Phoenix Oracle Network — Beta Launch!
Dear Phoenix Global Community,
We are glad to announce that the Beta version of Phoenix Oracle is live! Check out the GUI to see it in action here https://oracle.phoenix.global.
The vision of Phoenix Global has been very clear: to create a comprehensive, blockchain-based solution for the next generation of data-intensive and AI-driven enterprise apps. Within that vision, both a Layer 1 blockchain and an oracle data service are crucial in providing the differentiated and focused value for applications in areas of data sovereignty and decentralized AI (federated learning).
Phoenix Global blockchain provides the core mechanism for trust, governance, and management of the decentralized AI process, and Phoenix Oracles serves as a secure gateway to streamline data, AI models, computational resources, and privacy-preserving logic with on-chain smart contract processes.
For Phoenix Oracle Network we have the following strategic value drivers that’s differentiated from other generalized oracle platforms:
- The notion of “data” as an abstract concept that include raw data, structured data, schema, objects, models, and logic. Through our oracles, combined with our focus on decentralized AI, we are able to harness the value and potential of blockchain oracles to a much deeper extent.

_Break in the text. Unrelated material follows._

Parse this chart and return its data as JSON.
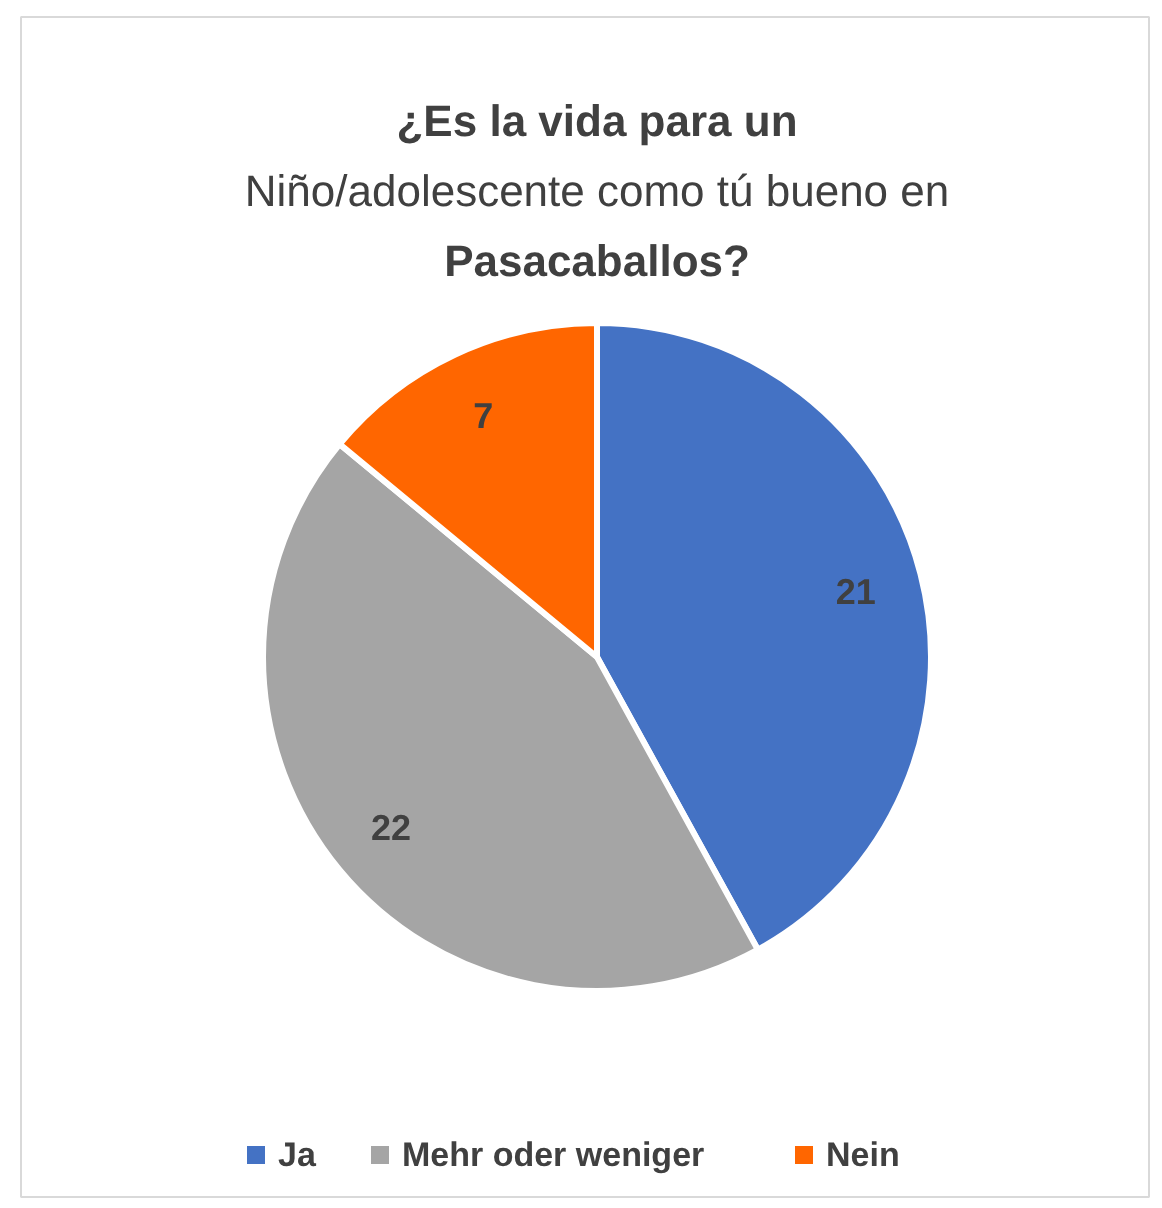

Phoenix Oracle Network serves as a secure and trusted gateway to facilitate and coordinate off-chain AI computation, privacy-preserving business logic, and key data itself with a on-chain governance. This means that Phoenix Oracle Network is not only a secure gateway for data itself, but also AI models, parameters, logic, and 3rd party data exchange.
- Most current use cases of blockchain oracles are transactional, or involve the smart contracts being the endpoint of the oracle data request. For example, in cases of DeFi, from an off-chain data source. In the case of Phoenix Global specific use cases, such as Federated learning, the use of the oracle is not limited to data requests (ie. Price lookups) but rather exchange of information, models, and logic between participants of the same dApp as well, not necessarily needing outside data in order to create value. One simple example – the oracle will assist in the synchronizing the parameters of a trained machine learning model across computation nodes, which an iterative process that happens continuously.
Phoenix Oracle Network was built to be chain-agnostic for the most flexibility and optimal ecosystem development – for this Beta implementation the demo GUI is being run on Ethereum Testnet. We will also implement Phoenix Oracles on Binance Smart Chain and Phoenix Chain, as well as subsequently strategically picked ecosystems such as Klaytn and Nervos.
Along with this Beta release, we are also happy to announce a new core extension module of Phoenix Oracle Network: DataX Data Exchange Protocol. DataX is a protocol for enhancing and enriching data for decentralized data and AI applications via Phoenix Chain and Phoenix Oracle Network, and harnesses two main capabilities:
- Enable Phoenix Oracle users to easily access proprietary datasets for enterprise data use cases (AI, marketing, risk management, etc) that are rare and cannot be accessed by other oracle solutions. DataX will enable users to pay using a pay-as-you-go model (using the Phoenix Global token PHB) and the data to be verified via Phoenix Oracle Network (most of these data would require expensive bulk enterprise contracts otherwise). Current data partners include Unionpay, China Telecom, WeChat, and various commodity and economic data vendors.
- Enable Phoenix Oracle users and federated learning participants to cross-monetize and trade datasets. DataX will also enable participants to “trade” their datasets in a decentralized manner in order to have enriched datasets for machine learning for various use cases, including consumer insights and CRM on a B2B/P2P basis. For example, two enterprises may have different data on the same consumer/customers – DataX will facilitate a decentralized value-weighted exchange of such data, which would ultimately be Oracle-verified and can directly be used in federated learning. This type value exchange would have transformative value.
We will release separate detailed information and specifications for DataX shortly.